Il n'y a pas que les places financières à subir la tempête. Dans un registre certes moins grave - mais c'est aussi une industrie chamboulée -, le paysage des séries essuie les bourrasques, aux Etats-Unis comme en France. Après quelques années de règne sans partage sur l'audimat, les fictions diffusées par les réseaux américains cette rentrée connaissent quelques déconvenues spectaculaires. Selon les données compilées par le site serieslive.com, des poids lourds n'ont toujours pas de souci à se faire. Les Experts, quelle que soit la déclinaison, ainsi que NCIS et Esprits Criminels permettent toujours à leurs diffuseurs, en particulier CBS, de garder la tête haute. Dans la comédie, How I met your mother résiste.

Mais certaines nouveautés propulsées avec un bruissement marketing soigné inquiètent. En particulier Fringe, la nouvelle création de J. J. Abrams (Alias, Lost), qui obtient des scores médiocres, quoique en légère progression. Pour sa deuxième saison, Life ne décroche pas la timbale. Knight Rider, remake de la série automobile, bien désuète, K 2000 (1982-1986), prend des coups sur les pare-chocs à peine mise à l'antenne. Une variante de Terminator s'écroule, et même des valeurs apparemment sûres telles que Heroes et Prison Break sont en petite forme - la fiction carcérale verrait même sa survie menacée. En France, M6 est chahutée sur ses cases après avoir échoué à maintenir un feuilleton quotidien. TF1 joue son va-tout avec le sien, Seconde Chance, lancé cette semaine.

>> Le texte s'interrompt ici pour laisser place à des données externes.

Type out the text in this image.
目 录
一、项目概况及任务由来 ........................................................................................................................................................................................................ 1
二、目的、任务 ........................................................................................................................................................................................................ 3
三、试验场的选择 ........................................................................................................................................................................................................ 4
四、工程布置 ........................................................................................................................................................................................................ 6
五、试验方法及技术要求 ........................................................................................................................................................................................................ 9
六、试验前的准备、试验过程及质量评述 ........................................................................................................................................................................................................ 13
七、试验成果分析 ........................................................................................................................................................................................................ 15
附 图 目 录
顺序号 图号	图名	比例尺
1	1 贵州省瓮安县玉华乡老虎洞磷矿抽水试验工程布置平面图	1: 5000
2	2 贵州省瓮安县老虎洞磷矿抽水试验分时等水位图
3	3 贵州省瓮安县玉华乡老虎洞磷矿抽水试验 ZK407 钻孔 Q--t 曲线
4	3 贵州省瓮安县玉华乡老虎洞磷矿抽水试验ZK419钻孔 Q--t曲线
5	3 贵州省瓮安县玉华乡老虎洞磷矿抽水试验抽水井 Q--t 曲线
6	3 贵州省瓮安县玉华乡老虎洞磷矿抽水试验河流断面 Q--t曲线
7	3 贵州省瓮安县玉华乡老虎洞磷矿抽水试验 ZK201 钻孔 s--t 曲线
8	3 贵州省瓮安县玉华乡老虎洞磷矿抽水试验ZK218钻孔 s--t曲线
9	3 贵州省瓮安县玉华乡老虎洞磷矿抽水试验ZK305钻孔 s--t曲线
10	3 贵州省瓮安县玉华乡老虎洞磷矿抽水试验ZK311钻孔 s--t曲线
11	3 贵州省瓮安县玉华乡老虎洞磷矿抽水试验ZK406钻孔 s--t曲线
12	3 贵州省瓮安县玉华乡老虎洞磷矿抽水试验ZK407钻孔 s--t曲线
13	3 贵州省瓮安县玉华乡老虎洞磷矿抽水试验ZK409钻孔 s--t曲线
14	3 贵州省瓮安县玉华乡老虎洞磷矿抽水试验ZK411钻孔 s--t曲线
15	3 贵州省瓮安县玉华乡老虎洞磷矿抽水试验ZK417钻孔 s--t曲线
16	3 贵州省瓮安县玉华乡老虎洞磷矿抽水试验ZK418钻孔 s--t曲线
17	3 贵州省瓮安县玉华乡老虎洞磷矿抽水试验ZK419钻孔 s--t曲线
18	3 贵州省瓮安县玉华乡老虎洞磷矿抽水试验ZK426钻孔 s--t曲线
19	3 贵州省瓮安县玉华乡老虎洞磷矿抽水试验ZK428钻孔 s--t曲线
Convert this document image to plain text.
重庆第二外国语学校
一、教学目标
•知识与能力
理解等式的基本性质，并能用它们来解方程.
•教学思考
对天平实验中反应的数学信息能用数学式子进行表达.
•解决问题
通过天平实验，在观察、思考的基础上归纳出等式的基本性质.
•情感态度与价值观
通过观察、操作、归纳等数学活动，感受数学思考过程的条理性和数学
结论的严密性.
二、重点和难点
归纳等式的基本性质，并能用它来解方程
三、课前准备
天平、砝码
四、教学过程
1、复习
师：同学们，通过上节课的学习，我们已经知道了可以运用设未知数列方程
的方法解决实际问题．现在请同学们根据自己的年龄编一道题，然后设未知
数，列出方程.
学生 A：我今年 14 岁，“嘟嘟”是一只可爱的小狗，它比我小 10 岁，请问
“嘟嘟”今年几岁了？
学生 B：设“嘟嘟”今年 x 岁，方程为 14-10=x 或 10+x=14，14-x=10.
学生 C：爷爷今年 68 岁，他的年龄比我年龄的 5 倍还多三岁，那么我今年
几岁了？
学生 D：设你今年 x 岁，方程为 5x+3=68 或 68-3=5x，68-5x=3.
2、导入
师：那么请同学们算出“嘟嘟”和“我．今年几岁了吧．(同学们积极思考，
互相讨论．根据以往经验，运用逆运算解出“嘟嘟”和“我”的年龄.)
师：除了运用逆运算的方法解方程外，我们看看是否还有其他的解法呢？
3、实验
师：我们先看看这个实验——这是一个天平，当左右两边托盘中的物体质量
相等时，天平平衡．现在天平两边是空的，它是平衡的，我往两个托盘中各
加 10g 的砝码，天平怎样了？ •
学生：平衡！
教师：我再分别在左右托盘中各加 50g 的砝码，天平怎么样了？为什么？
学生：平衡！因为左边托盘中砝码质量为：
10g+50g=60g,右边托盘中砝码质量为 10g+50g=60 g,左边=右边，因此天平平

Ces tourmentes de chiffres n'équivalent pas à une baisse générale de l'assiduité des amateurs de séries. Elles traduisent plutôt le durcissement de la concurrence, avec des chaînes du câble, outre-Atlantique, ou de la TNT, dans l'Hexagone, qui ne cessent de gagner des adeptes. Sans parler du DVD, stable mais dont la part de marché due aux séries augmente, ni du piratage.

Il y a tout de même quelques bonnes nouvelles. Par exemple lorsque l'on suit la dégringolade, chaque vendredi soir, de «Star Academy» (TF1) face à la sympathique NCIS (M6). Non que les sériephiles devraient réclamer la tête d'un autre genre télévisuel. Mais la télé-réalité a fait suffisamment de mal aux séries, lorsque les directeurs des programmes s'enflammaient pour ces émissions en leur réservant des traitements de faveur tout en massacrant la diffusion des feuilletons. En ces temps agités, une petite dose d'esprit revanchard se justifie.